Un tempo era l’alternativa al servizio militare. Adesso che questo non è più obbligatorio, il servizio civile rimane possibilità di impegno in vari ambiti per l’utilità comune per chi ne fa richiesta di svolgimento. A fare tale richiesta è stato recentemente anche un giovane pachistano, residente in Italia da circa quindici anni, ma ancora privo di cittadinanza, che in prima istanza si è visto rifiutare la sua domanda presentata tramite la Caritas. Il giovane però ha fatto ricorso, ricorso che è stato ottenuto grazie all’intervento di un giudice che ha motivato la sentenza spiegando che il servizio civile è un diritto-dovere anche per gli stranieri, seppure non in possesso di cittadinanza italiana. Il giudice ha anche detto che il bando di servizio civile così come oggi è formulato, è di carattere discriminatorio e ha ordinato alla Presidenza del consiglio dei ministri, ufficio nazionale per il servizio civile, di sospendere ogni altra procedura di selezione e di modificare il bando stesso. “Normalmente il concetto di cittadinanza” ha spiegato a IlSussidiario.net il professor Blangiardo “è un fattore discriminante e che viene applicato con eccessiva rigidità”. Per Blangiardo, il caso in questione invece rappresenta una applicazione del buon senso nonché un importante segnale di integrazione.
Professore, la sentenza sul caso del giovane pachistano dice fra le altre cose che ai cittadini stranieri residenti in Italia deve essere esteso “il dovere di difesa della Patria quale dovere di solidarietà politica, economica e sociale”. Cosa ne pensa?
Il concetto di difesa della Patria presuppone un discorso sulla Patria e quindi chiedersi cosa sia la Patria: una cosa legata alla cittadinanza o è una questione di residenza? Chi deve difendere l’Italia, chi ci vive o chi ha la patente e il passaporto?
Quindi ritiene questa una motivazione giusta.
Mi distaccherei dalla sentenza in senso stretto, i giuristi motivano quello che fanno nelle sentenze un po’ come sembra giusto a loro. Al di là delle argomentazioni giuridiche io ne farei invece una questione di buon senso. Ritengo che letta in questi termini e quindi con il buon senso questa scelta di consentire a chi vuole di svolgere una funzione di attività collettiva e lo vuole fare con un passaporto dove non c’è scritto Repubblica italiana, i cittadini con il passaporto italiano non possono che dire grazie e benvenuto fra di noi.
Siamo comunque davanti a una nuova riproposizione del dibattito sulla cittadinanza agli stranieri.

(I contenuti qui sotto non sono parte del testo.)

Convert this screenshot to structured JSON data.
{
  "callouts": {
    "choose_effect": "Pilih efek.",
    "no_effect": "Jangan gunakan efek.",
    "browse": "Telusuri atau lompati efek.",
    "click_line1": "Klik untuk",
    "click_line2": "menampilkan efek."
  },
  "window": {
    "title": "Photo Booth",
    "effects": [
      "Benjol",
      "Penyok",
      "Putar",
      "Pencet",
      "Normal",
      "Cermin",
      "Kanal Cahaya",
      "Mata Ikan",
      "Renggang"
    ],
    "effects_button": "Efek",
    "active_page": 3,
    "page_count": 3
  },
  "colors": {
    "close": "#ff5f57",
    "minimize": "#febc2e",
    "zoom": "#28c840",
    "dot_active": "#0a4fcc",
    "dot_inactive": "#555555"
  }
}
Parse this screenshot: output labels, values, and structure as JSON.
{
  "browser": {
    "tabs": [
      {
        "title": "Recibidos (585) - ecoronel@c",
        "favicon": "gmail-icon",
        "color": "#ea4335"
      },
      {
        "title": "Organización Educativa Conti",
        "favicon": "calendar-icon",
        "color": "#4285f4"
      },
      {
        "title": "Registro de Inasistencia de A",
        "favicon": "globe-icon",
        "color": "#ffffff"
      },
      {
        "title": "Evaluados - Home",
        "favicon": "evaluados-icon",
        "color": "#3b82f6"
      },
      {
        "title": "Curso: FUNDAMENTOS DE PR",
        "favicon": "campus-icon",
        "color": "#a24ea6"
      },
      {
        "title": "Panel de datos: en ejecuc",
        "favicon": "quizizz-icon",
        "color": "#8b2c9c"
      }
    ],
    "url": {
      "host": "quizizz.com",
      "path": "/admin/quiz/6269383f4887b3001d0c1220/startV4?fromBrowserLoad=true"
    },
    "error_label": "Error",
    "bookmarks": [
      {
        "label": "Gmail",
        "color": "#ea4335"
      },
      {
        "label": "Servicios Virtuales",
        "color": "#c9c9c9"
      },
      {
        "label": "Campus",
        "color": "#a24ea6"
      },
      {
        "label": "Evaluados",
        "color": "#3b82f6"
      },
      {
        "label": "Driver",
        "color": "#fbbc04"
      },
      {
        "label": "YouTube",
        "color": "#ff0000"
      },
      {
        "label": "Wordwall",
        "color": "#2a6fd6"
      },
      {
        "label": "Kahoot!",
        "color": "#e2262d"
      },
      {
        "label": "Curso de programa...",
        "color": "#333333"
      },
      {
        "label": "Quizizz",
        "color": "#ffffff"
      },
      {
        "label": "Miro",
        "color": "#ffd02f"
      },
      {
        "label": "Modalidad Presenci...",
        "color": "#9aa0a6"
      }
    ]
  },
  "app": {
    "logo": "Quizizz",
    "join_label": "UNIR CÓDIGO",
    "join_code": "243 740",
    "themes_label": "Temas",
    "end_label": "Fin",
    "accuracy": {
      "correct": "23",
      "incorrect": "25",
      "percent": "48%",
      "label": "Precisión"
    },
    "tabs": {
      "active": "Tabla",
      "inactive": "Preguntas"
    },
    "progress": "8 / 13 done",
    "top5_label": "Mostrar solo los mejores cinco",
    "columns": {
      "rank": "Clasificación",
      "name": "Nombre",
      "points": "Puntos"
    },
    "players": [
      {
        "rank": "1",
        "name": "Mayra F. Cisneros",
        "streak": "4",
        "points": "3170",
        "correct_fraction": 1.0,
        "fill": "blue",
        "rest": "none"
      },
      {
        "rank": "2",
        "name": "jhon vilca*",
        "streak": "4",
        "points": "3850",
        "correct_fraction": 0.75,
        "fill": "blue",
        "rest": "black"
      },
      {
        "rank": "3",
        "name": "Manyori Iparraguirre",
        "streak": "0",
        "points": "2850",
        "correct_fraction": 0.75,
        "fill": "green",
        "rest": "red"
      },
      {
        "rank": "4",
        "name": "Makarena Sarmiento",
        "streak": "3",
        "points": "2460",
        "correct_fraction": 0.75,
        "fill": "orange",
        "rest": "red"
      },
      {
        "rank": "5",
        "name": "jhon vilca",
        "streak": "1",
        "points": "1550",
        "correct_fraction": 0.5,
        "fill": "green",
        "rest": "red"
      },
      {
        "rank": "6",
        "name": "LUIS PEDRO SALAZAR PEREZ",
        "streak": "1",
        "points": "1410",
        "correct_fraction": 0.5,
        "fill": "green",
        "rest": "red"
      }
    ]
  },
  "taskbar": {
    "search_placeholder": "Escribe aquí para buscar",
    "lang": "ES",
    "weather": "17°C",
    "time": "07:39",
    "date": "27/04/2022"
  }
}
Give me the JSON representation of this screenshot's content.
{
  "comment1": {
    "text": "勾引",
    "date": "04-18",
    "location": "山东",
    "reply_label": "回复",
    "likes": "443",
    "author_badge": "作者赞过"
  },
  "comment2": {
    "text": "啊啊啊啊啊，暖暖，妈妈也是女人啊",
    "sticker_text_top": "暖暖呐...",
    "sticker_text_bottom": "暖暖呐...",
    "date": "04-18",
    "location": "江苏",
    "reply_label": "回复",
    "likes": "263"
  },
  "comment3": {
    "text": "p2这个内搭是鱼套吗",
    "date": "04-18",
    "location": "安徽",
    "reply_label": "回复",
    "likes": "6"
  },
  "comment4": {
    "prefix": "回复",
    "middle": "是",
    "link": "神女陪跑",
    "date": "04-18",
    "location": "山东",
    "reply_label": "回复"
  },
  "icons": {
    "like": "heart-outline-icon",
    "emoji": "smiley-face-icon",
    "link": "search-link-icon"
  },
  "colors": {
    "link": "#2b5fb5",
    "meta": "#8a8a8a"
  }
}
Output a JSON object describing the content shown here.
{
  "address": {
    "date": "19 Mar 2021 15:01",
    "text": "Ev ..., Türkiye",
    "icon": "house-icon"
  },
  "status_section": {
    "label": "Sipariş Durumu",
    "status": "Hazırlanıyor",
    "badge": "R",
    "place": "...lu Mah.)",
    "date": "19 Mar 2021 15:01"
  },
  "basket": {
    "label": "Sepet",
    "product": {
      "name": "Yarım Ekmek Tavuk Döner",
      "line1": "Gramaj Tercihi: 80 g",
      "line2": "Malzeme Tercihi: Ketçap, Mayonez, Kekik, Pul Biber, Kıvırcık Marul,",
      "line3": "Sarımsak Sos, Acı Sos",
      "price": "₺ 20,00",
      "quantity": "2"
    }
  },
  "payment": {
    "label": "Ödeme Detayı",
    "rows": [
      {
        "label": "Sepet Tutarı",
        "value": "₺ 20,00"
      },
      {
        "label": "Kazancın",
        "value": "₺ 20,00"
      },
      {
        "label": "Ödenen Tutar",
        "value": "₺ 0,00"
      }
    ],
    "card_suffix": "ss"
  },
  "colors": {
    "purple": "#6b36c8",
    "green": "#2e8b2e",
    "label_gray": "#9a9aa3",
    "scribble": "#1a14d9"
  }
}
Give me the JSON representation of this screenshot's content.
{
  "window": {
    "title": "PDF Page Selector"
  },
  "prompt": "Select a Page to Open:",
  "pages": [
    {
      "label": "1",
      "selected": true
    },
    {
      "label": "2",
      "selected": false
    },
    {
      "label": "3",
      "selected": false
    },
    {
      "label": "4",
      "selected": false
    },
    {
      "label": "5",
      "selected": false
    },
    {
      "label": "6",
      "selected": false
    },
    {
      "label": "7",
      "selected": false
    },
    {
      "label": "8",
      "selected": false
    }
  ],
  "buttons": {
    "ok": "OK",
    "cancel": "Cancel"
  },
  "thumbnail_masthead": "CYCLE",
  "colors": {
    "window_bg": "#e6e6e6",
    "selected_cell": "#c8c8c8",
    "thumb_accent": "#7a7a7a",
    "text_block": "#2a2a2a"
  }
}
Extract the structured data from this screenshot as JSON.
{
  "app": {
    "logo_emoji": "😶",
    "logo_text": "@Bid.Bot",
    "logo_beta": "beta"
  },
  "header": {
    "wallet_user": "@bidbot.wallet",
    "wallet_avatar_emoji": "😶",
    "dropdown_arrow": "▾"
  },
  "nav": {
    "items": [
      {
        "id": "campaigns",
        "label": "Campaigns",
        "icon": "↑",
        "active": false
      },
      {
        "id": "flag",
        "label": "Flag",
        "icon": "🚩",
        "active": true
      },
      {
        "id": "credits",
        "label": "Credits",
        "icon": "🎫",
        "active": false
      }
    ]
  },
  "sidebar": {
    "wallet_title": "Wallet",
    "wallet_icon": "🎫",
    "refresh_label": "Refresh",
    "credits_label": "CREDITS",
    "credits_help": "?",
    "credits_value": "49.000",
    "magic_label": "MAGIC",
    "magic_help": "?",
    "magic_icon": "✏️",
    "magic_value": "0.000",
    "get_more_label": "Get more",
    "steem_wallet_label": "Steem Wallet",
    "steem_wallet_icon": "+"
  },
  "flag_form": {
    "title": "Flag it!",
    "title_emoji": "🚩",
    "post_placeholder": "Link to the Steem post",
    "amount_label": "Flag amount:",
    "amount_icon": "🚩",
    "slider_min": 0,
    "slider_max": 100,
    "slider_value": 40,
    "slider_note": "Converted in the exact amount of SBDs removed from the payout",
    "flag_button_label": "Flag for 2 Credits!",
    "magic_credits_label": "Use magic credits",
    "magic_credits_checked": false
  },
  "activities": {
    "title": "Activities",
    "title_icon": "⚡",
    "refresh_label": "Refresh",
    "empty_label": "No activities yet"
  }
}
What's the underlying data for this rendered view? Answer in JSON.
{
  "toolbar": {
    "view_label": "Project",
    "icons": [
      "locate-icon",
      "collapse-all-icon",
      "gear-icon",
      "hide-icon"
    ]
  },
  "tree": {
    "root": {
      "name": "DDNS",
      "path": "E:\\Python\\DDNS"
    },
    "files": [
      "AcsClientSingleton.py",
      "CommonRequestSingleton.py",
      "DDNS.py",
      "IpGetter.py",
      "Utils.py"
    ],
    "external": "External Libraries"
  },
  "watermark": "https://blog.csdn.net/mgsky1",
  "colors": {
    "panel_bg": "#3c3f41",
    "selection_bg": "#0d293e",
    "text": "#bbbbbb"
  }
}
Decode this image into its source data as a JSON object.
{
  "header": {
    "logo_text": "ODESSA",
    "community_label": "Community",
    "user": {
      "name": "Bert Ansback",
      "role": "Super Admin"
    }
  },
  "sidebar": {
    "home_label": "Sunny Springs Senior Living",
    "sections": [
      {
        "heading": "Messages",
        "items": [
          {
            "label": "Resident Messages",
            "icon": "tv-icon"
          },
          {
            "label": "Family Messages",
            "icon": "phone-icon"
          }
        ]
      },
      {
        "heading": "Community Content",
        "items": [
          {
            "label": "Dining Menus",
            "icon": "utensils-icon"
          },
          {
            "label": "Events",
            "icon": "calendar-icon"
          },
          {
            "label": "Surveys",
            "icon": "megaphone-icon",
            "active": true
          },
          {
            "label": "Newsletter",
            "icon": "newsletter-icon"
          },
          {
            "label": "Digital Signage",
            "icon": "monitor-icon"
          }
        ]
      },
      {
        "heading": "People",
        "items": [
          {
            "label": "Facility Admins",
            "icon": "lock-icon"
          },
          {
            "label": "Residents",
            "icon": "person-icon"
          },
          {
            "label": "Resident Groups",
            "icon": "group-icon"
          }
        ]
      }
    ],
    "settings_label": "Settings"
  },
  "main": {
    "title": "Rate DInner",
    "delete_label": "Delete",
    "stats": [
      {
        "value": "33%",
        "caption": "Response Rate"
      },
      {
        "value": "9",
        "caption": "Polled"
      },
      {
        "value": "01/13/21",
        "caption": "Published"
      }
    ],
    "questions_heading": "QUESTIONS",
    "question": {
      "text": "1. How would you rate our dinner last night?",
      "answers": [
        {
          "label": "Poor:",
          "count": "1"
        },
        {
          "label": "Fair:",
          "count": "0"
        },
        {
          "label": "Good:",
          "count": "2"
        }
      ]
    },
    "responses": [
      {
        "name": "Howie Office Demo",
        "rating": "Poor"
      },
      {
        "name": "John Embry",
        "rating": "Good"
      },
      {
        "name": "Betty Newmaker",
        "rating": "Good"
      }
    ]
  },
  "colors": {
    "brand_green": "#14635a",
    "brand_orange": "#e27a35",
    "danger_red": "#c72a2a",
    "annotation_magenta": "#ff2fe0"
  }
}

Di solito la cittadinanza è una discriminante e uno dei grossi limiti della legge sulla cittadinanza e anche dei modi con cui la si applica è una eccessiva rigidità che a volte sfiora la mancanza di buon senso.
In che senso? Possiamo fare un esempio?
Prendiamo il caso del bambino o della bambina di 5 o 10 anni che vogliono entrare nella squadra italiana di pallavolo, ma non lo possono fare perché sono, diciamo, pachistani. Basterebbe che la federazione italiana di pallavolo dicesse che nella nazionale ci possono andare, almeno per le giovanili, le persone che risiedono in Italia e ogni discussione finirebbe lì.
Come diceva, mancanza di buon senso pratico.
Una mancanza di buon senso che crea un problema enorme ancorandosi dietro a un principio che tutto sommato non ha nessun effetto di utilità collettiva.
Mentre invece il servizio civile presuppone proprio una utilità collettiva.
Nel caso in questione direi che stiamo bypassando quella che dovrebbe essere la linea di demarcazione della cittadinanza. Un discorso che non avrebbe avuto senso ad esempio sarebbe stato quello di dire il servizio civile è l’equivalente del servizio militare, ma il servizio militare è qualcosa che è riservato al cittadino quindi il servizio civile non lo può fare lo straniero.
Invece?
Invece il ragionamento è: il servizio civile è una questione di utilità presso il Paese in cui uno è radicato, interagisce e risiede e quindi che sia italiano o straniero chi se ne importa della cittadinanza. Dunque se vuole farlo che lo possa fare.
Una sentenza dunque che apre spiragli.
Se vogliamo è un segnale importante, anzi direi molto importante, di integrazione perché vuol dire mettersi a disposizione della collettività, una collettività che si riconosce come quella tra virgolette dei fratelli d’Italia. Non è cioè l’idea che tutti devono avere un passaporto, ma condividere l’idea del diamoci una mano fra di noi.